Channel9.id-Myanmar. Sekitar 38 pengunjuk rasa di Myanmar menjadi korban tindak kekerasan junta militer terhadap massa anti-kudeta pada hari Minggu (15/3/2021), ungkap salah satu kelompok advokasi disana. Para jenderal Myanmar yang mengkudeta pemerintahan Myanmar pada 1 Februari mendeklarasikan darurat militer di dua titik Kota Yangon setelah pabrik Cina terbakar disana.
Seorang petugas kepolisian juga menjadi korban pada unjuk rasa hari Minggu yang membuatnya menjadi hari paling berdarah semenjak kudeta terjadi enam minggu lalu.

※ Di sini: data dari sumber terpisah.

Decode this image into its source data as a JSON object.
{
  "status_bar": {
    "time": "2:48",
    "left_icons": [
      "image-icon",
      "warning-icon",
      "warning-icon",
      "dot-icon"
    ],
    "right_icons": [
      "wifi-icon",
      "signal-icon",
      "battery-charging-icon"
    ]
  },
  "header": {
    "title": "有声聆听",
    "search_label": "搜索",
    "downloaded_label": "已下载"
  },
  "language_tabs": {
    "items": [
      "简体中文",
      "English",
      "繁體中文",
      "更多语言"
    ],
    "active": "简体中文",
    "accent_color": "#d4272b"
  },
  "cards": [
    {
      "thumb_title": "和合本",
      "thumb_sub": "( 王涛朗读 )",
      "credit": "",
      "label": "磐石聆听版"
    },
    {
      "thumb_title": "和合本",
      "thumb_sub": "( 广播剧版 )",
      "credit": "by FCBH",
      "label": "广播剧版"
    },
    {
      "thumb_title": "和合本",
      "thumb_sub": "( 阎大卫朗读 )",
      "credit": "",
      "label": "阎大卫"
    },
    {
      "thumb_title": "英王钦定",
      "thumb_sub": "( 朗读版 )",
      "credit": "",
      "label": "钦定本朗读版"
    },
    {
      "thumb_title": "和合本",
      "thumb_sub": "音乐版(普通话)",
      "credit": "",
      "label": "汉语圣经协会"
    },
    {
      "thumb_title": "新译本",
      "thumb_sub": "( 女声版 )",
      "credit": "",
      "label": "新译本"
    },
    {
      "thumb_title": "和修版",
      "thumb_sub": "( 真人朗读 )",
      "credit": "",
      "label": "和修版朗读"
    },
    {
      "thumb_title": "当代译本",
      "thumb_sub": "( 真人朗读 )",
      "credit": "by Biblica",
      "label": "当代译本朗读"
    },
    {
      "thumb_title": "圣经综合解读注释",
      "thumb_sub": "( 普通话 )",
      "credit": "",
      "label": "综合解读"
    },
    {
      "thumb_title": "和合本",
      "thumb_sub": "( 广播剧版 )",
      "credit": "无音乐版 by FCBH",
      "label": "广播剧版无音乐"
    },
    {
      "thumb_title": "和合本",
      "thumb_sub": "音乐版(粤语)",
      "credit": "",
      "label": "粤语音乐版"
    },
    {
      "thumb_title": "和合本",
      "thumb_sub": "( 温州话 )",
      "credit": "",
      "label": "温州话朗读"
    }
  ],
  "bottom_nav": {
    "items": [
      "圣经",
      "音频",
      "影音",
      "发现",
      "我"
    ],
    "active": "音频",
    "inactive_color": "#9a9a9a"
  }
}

Baca juga : Aung San Suu Kyi Kembali Terkena Dakwaan
Total korban yang meninggal semenjak terjadinya kudeta menjadi 126 orang, ungkap Assistance Association for Political Prisoners (AAPP), dan memperingatkan bahwa korban meningkat dengan drastis. Jumlah orang yang ditangkap naik hingga 2,150 pada hari Sabtu, tambahnya.
Pada hari Minggu, gumpalan asap hitam pekat terlihat dari daerah industrial Hlaing Thar Yar kota Yangon. Asap hitam tersebut datang setelah dua pabrik Cina terbakar dan para petugas keamanan pun mulai melepaskan tembakannya. Setidaknya 22 warga meninggal karena tertembak dan 20 lainnya luka-luka, termasuk tiga yang sedang dalam kondisi krisis, ujar AAPP.
Kedutaan Cina di Myanmar mengatakan staf pabrik Cina disana terluka dan terjebak disaat pabriknya di rampok dan dibakar oleh sekelompok orang yang tak dikenal.
Sepanjang hari, para warga yang berdiam diri dirumah ketakutan melaporkan sering mendengar suara tembakan, disaat truk militer terlihat berpatroli di jalanan Hlain Thar Yar.
Seorang dokter mengatakan kepada agensi berita AFP bahwa ia sudah merawat sekitar 50 orang yang terluka. “Saya tidak dapat bicara – pasien masih terus berdatangan,” katanya sebelum menutup telponnya.
Kericuhan juga terjadi di kota lain, termasuk di Kota Mandalay, yang dilaporkan seorang wanita tertembak mati, dan juga di Bago dimana dua orang meninggal.
Selain itu, stasiun televisi militer, MRTV, melaporkan seorang polisi meninggal dikarenakan luka di dadanya setelah bentrok dengan pengunjuk rasa di Bago. Dia merupakan polisi kedua yang meninggal pada unjuk rasa di Myanmar.
Dokter Sasa, perwakilan dari anggota parlemen terpilih dari majelis yang membentuk pemerintahan pararel, menyerukan solidaritasnya kepada para warga yang terdampak dari tindakan junta militer.
“Pelaku kejahatan, pelaku kekerasan, musuh masyarakat Myanmar, dan SAC (State Administrative Council) yang jahat akan dimintai pertanggung jawabannya atas segala tumpah darah yang terjadi di sini,” katanya.